In February, ON.energy completed live validation of the AI UPS at the National Laboratory of the Rockies, a U.S. Department of Energy facility and the only place in the Western Hemisphere with both a grid simulator and a data center simulator.

We introduced load swings from 30% to 100% of capacity in intervals as short as 10 milliseconds. The upstream grid profile remained flat. The system absorbed the transients in real time, maintaining a controlled ramp rate and stable state of charge throughout. AI load volatility can be contained before it reaches the grid. That is not a claim. It is a measured result.

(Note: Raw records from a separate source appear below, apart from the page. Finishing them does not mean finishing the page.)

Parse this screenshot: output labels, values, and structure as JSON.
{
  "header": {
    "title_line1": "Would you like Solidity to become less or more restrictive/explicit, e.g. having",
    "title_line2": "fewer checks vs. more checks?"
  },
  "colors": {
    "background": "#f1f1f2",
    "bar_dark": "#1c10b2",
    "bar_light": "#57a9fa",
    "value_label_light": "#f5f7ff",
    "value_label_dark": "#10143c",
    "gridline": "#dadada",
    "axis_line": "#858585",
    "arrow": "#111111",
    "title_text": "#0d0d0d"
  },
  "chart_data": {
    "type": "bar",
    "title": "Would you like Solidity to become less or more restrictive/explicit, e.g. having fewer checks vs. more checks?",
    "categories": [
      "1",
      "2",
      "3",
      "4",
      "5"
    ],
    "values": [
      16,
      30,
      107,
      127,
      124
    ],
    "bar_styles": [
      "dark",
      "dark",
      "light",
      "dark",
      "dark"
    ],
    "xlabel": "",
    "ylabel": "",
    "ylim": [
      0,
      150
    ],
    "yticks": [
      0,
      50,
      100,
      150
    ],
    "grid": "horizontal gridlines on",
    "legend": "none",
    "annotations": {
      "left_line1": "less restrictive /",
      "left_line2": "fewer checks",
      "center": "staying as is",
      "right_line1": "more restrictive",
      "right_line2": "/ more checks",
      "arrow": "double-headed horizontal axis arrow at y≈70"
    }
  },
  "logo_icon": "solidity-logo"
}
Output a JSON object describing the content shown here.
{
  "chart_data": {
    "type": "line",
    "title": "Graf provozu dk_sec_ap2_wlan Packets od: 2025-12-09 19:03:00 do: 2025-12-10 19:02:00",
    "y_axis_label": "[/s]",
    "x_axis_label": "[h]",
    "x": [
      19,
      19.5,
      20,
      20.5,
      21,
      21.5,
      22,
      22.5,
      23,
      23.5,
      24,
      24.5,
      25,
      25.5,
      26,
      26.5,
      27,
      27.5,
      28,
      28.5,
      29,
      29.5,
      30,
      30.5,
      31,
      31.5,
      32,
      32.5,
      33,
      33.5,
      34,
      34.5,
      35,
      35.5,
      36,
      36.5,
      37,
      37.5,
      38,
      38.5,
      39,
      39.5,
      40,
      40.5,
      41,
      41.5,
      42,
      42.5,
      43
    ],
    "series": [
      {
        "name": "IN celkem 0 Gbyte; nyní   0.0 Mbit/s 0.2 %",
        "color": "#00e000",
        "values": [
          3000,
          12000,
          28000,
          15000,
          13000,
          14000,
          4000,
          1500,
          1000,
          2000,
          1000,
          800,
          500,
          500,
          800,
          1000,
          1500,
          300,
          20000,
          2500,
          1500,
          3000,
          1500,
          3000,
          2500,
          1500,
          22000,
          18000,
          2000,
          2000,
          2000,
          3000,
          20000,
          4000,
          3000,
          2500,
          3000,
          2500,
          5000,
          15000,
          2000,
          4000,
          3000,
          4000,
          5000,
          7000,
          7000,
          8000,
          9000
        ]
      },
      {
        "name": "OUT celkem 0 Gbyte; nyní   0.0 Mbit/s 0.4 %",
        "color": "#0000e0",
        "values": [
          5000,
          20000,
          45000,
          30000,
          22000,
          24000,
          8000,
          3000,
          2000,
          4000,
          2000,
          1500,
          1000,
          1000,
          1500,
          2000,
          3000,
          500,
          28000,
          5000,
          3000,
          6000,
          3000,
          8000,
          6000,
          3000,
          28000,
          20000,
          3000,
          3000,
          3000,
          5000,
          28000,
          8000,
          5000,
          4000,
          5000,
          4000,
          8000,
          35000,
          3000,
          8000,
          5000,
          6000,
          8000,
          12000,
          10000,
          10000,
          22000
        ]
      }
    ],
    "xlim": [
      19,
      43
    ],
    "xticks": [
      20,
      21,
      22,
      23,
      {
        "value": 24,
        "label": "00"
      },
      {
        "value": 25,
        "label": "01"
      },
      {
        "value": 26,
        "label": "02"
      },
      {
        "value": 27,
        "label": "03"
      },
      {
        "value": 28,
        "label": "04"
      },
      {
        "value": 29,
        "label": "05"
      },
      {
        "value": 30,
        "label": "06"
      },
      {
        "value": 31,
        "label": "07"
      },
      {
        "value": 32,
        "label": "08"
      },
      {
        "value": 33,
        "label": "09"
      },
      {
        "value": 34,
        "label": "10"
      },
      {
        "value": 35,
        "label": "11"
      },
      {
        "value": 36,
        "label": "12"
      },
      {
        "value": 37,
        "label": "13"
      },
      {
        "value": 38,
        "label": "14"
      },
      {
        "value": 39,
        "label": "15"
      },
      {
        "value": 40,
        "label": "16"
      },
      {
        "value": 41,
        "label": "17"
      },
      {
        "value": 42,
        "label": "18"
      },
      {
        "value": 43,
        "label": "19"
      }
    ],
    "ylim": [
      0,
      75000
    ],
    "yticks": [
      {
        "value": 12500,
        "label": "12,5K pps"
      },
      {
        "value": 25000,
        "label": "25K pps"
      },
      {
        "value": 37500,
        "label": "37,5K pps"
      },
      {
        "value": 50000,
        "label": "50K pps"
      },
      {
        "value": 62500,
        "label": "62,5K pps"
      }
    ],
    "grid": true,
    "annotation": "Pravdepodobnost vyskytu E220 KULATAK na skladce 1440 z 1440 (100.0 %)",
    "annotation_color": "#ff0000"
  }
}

The first and only solution to not only meet, but exceed ERCOT voltage ride-through requirements for Large Loads.

ON.energy is actively deploying over 2 GW of AI UPS across grid-tied and fully off-grid data center projects. Another 3 GW has been selected for data center projects across the US.

Infrastructure designed for what AI actually demands: ride-through at medium voltage, with power and cooling protected together from the point of interconnection.

One system. Grid-safe.

Why We Are Here.

I have spent ten years working on tough power problems that don't make headlines. Behind-the-meter resiliency systems for large energy users. Distributed grid-tied storage that keeps the grid balanced when supply and demand pull in different directions. Now that work is at the center of the most consequential infrastructure buildout in American history.

The AI buildout is the largest coordinated energy deployment America has ever attempted, happening right now, at a pace nobody anticipated. The opportunity is to build power infrastructure at the data center that serves the grid, not strains it. To use the largest movement of capital in human history to pull forward the grid we actually need.

What the people building these facilities need is energy architecture that is simple enough to adopt, incentivized enough to choose, and robust enough to trust. Energy is not their core business. It shouldn't have to be.

That is the work. Not just building the AI UPS, but establishing the standard for how data centers connect to the grid. Working with developers, utilities, regulators, and grid operators to make grid-safe architecture the default rather than the exception.

We are not going to rebuild the grid for AI. We are going to make AI infrastructure a support system for the grid. That is the standard we are here to set. That is the opportunity.